The hands-free hectare (HFHa) project has received funding to grow to a 35ha farm.
The aim of the farm, which is located at Harper Adams University, is to be the first in the world to grow, tend and harvest a crop without operators in the driving seats or agronomists on the ground.
The new hands-free farm will be a three-year-long project, run in partnership between Harper Adams and Precision Decisions, along with a new partner; the UK division of Australian precision agriculture specialist Farmscan AG.
The Agricultural Engineering Precision Innovation Centre (Agri-Epi Centre) is providing the team with development space and project management support at its Midlands Agri-Tech Innovation Hub, which is also located on the university’s campus.
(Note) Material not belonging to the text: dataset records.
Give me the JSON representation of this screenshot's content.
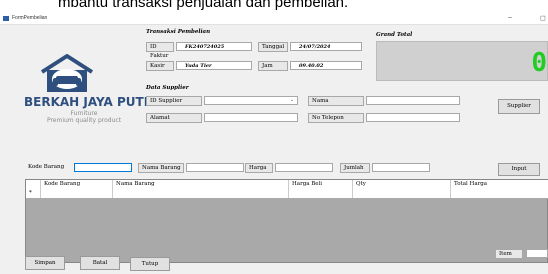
{
  "caption": "mbantu transaksi penjualan dan pembelian.",
  "window": {
    "title": "FormPembelian",
    "min_glyph": "–",
    "max_glyph": "◻"
  },
  "logo": {
    "name": "BERKAH JAYA PUTRA",
    "line1": "Furniture",
    "line2": "Premium quality product",
    "color": "#2f4f7f"
  },
  "transaksi": {
    "section_title": "Transaksi Pembelian",
    "id_faktur_label": "ID Faktur",
    "id_faktur_value": "FK240724025",
    "tanggal_label": "Tanggal",
    "tanggal_value": "24/07/2024",
    "kasir_label": "Kasir",
    "kasir_value": "Yuda Tier",
    "jam_label": "Jam",
    "jam_value": "09.40.02"
  },
  "grand_total": {
    "label": "Grand Total",
    "value": "0",
    "color": "#22cc22"
  },
  "supplier": {
    "section_title": "Data Supplier",
    "id_label": "ID Supplier",
    "nama_label": "Nama",
    "alamat_label": "Alamat",
    "telepon_label": "No Telepon",
    "button": "Supplier"
  },
  "item_entry": {
    "kode_label": "Kode Barang",
    "nama_label": "Nama Barang",
    "harga_label": "Harga",
    "jumlah_label": "Jumlah",
    "input_button": "Input"
  },
  "grid": {
    "columns": [
      "Kode Barang",
      "Nama Barang",
      "Harga Beli",
      "Qty",
      "Total Harga"
    ],
    "new_row_marker": "*"
  },
  "footer": {
    "item_label": "Item",
    "simpan": "Simpan",
    "batal": "Batal",
    "tutup": "Tutup"
  }
}
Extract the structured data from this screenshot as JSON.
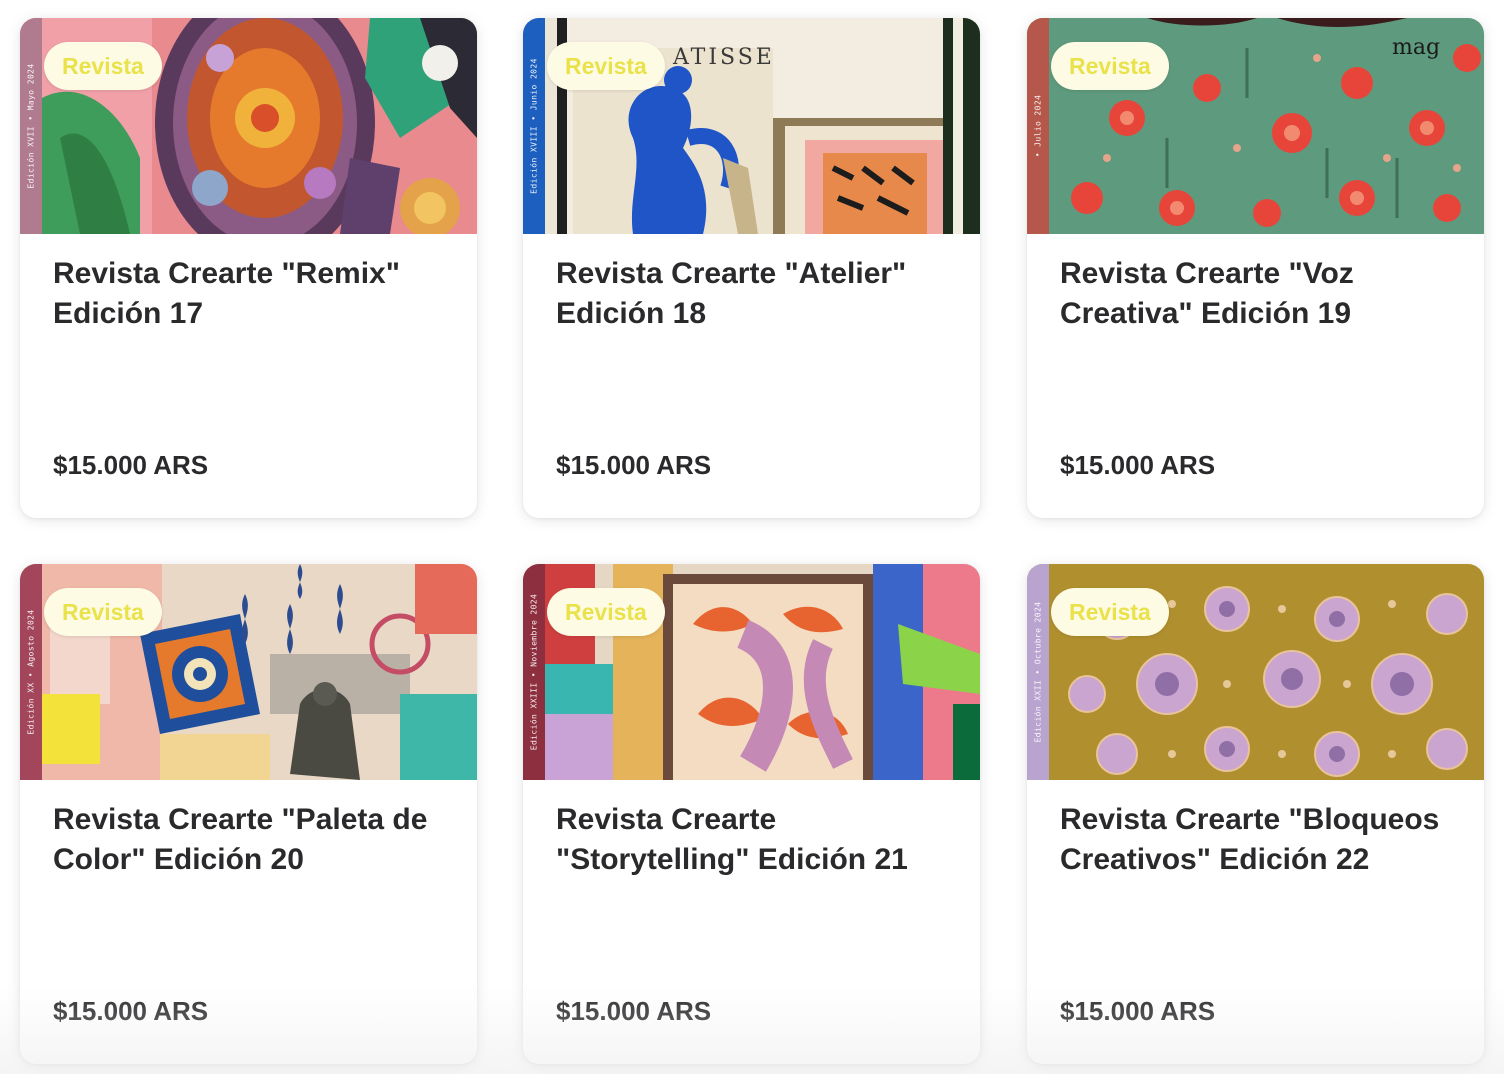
{
  "products": [
    {
      "badge": "Revista",
      "spine": "Edición XVII • Mayo 2024",
      "spine_color": "#b07a8f",
      "title": "Revista Crearte \"Remix\" Edición 17",
      "price": "$15.000 ARS"
    },
    {
      "badge": "Revista",
      "spine": "Edición XVIII • Junio 2024",
      "spine_color": "#1d5fbf",
      "cover_text": "ATISSE",
      "title": "Revista Crearte \"Atelier\" Edición 18",
      "price": "$15.000 ARS"
    },
    {
      "badge": "Revista",
      "spine": "• Julio 2024",
      "spine_color": "#b5574a",
      "cover_text": "mag",
      "title": "Revista Crearte \"Voz Creativa\" Edición 19",
      "price": "$15.000 ARS"
    },
    {
      "badge": "Revista",
      "spine": "Edición XX • Agosto 2024",
      "spine_color": "#a3455b",
      "title": "Revista Crearte \"Paleta de Color\" Edición 20",
      "price": "$15.000 ARS"
    },
    {
      "badge": "Revista",
      "spine": "Edición XXIII • Noviembre 2024",
      "spine_color": "#8d2f3f",
      "title": "Revista Crearte \"Storytelling\" Edición 21",
      "price": "$15.000 ARS"
    },
    {
      "badge": "Revista",
      "spine": "Edición XXII • Octubre 2024",
      "spine_color": "#b9a3cf",
      "title": "Revista Crearte \"Bloqueos Creativos\" Edición 22",
      "price": "$15.000 ARS"
    }
  ],
  "colors": {
    "badge_bg": "#fdfbe4",
    "badge_text": "#e9e24a",
    "text": "#2a2a2d"
  }
}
“This time, we’re planning to grow three different combinable crops across 35ha,” Jonathan Gill, mechatronics researcher at the university, said. “We’re moving past the feasibility study which the hectare provided us with, to now a vision of the future of farming. We want to prove the capability and ability of these systems in reducing the levels of soil compaction and precision application.”
Smaller is best
The project is using three small tractors, including an ISEKI tractor, a CLAAS combine and a Sampo.
Martin Abell, mechatronics engineer for Precision Decisions, said: “We still believe that smaller vehicles are best. This time, we’re moving away from the perfect hectare and to real-world situations. The fields will be irregular, there’ll be obstacles, undulating land and pathways.
“Precision Decisions will be handling vehicle and data management through our MiFarm platform.”
In addition, there will be an economics output study carried out on the farm.